Directed by Duncan Jones, David Bowie’s son, Mute should be the kind of movie nestling somewhere near the top of the 400+ science fiction films on my list. In fact, Jones already directed one quarter of the titles scoring a perfect 10 ranking (as of late 2019), being the creative genius behind both the excellent Moon and the entertaining Source Code. He later went on to direct the rather poor fantasy wankfest Warcraft, which is neither a sci fi or a good movie. That should have been a sign going into Mute, which is also, sadly, a bit shit.
The premise certainly has legs, as does the setting. The Amish-raised Leo experiences a nasty injury as a child that renders him unable to speak. His mother resists medical attention on religious grounds and so Leo is still without a voice as an adult living in a futuristic vision of Berlin in 2035. Working as a barman in a seedy gang-run nightclub, he begins dating a mysterious coworker called Naadirah. Their romance is intense, but she soon reveals she has to leave for unexplained reasons. The core substance of the movie thereafter is a Taken-inspired romp through neo-noir futuristic Berlin as Leo violently conjectures his way closer to her whereabouts.
There are side-stories and sub-plots, the primary of which focuses on a rogue doctor (bizarrely played by Paul Rudd) performing a heady blend of torture and surgery on behalf of a local crime empire.
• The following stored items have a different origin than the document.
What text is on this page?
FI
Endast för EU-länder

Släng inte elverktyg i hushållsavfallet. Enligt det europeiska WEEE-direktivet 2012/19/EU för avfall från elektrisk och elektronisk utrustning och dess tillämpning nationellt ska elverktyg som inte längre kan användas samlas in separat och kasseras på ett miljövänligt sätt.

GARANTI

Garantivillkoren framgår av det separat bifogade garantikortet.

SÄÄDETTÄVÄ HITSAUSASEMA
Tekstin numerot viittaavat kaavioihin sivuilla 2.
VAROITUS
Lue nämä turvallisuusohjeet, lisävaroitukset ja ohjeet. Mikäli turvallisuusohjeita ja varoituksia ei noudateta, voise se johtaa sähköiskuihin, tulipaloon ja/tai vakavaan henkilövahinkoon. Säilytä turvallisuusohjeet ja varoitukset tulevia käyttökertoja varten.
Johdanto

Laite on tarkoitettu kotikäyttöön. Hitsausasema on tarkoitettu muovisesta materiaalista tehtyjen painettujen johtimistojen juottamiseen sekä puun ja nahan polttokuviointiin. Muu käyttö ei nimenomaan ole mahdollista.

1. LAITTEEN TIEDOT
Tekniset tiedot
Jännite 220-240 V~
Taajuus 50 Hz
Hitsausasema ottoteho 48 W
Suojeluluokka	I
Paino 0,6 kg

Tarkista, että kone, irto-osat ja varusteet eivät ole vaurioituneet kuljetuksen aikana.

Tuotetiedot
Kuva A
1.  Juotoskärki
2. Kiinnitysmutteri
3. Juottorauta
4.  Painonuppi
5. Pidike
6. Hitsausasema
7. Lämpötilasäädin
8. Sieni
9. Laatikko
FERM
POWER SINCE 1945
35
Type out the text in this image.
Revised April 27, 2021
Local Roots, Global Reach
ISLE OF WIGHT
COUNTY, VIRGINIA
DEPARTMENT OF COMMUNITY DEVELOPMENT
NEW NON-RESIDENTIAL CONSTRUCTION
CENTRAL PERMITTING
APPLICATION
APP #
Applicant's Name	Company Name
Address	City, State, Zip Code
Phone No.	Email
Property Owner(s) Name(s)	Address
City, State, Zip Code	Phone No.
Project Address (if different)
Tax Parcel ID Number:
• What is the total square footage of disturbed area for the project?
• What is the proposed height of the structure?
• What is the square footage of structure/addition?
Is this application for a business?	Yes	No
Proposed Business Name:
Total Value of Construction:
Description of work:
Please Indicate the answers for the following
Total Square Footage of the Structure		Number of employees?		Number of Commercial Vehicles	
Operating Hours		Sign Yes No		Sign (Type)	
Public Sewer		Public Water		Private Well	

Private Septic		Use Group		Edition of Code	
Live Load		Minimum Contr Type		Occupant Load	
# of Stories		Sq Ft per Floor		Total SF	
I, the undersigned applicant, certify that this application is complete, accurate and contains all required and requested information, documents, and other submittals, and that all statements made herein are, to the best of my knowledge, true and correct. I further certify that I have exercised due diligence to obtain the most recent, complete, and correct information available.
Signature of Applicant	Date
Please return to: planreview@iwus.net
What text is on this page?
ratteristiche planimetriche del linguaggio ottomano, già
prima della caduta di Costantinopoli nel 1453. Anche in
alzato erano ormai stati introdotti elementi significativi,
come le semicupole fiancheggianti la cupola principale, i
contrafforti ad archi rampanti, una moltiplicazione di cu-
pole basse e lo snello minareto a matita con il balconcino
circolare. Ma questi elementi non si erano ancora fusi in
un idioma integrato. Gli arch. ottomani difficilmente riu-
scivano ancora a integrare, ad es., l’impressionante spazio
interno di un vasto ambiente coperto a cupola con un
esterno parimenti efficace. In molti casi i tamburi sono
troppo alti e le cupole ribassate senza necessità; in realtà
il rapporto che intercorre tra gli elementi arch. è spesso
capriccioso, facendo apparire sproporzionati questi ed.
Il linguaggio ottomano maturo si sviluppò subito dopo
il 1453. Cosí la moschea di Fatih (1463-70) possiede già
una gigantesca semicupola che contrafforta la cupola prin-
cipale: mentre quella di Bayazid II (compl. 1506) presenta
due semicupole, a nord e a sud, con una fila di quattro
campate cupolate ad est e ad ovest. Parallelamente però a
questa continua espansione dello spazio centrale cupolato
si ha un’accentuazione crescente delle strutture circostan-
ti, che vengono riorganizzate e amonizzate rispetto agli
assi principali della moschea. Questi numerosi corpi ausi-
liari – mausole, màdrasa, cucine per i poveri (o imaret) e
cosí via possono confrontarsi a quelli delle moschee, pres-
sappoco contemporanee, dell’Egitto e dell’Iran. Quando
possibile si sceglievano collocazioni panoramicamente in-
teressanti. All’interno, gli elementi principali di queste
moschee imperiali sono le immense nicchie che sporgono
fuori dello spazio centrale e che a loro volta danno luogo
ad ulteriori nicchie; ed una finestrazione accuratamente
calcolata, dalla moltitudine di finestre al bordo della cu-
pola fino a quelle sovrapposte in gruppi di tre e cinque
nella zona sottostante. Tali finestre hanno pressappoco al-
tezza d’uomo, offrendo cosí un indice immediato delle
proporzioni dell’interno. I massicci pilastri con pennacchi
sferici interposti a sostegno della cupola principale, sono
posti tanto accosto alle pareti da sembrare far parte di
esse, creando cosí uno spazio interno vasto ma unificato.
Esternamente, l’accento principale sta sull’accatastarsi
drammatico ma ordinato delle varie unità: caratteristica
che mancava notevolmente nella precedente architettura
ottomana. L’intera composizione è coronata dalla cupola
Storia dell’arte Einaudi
These threads eventually combine into an explosive final act, but unfortunately the execution of Mute is all over the place. The pacing suffers from far too much bloat in the script, and while some scenes are brilliant in isolation – especially one in which sees Dominic Monoghan play a sex-crazed Geisha – most of them are thrown together in an incoherent and clunky mess. Jones desperately needs a stricter editor and the content delivery of Mute’s meandering script does not justify the 2hr+ runtime.
I mentioned the setting too. It’s among the best that can be found in the genre at times, drawing from Dark City and Blade Runner to create the atmospherically smoky underbelly of a futuristic Berlin. Ignore that it’s set in the ridiculously near 2035, and it’s somewhat believable. Problematically, it’s often let down by other strange anachronisms, like the presence of €50 notes, rampant 90s-era sexism and oddly dated-looking technologies.
Ultimately, there’s lots to like about Mute, but much like Tarantino movies it severely lacks a sharp enough supervisor to focus the ideas into a tighter, more coherent film. There is sloppiness and bloat found in almost every corner, and sadly what could have been a gripping and original take on an established set of ideas instead becomes a confusing, lengthy, familiar revenge drama that fails to make the most of any of its more interesting ideas.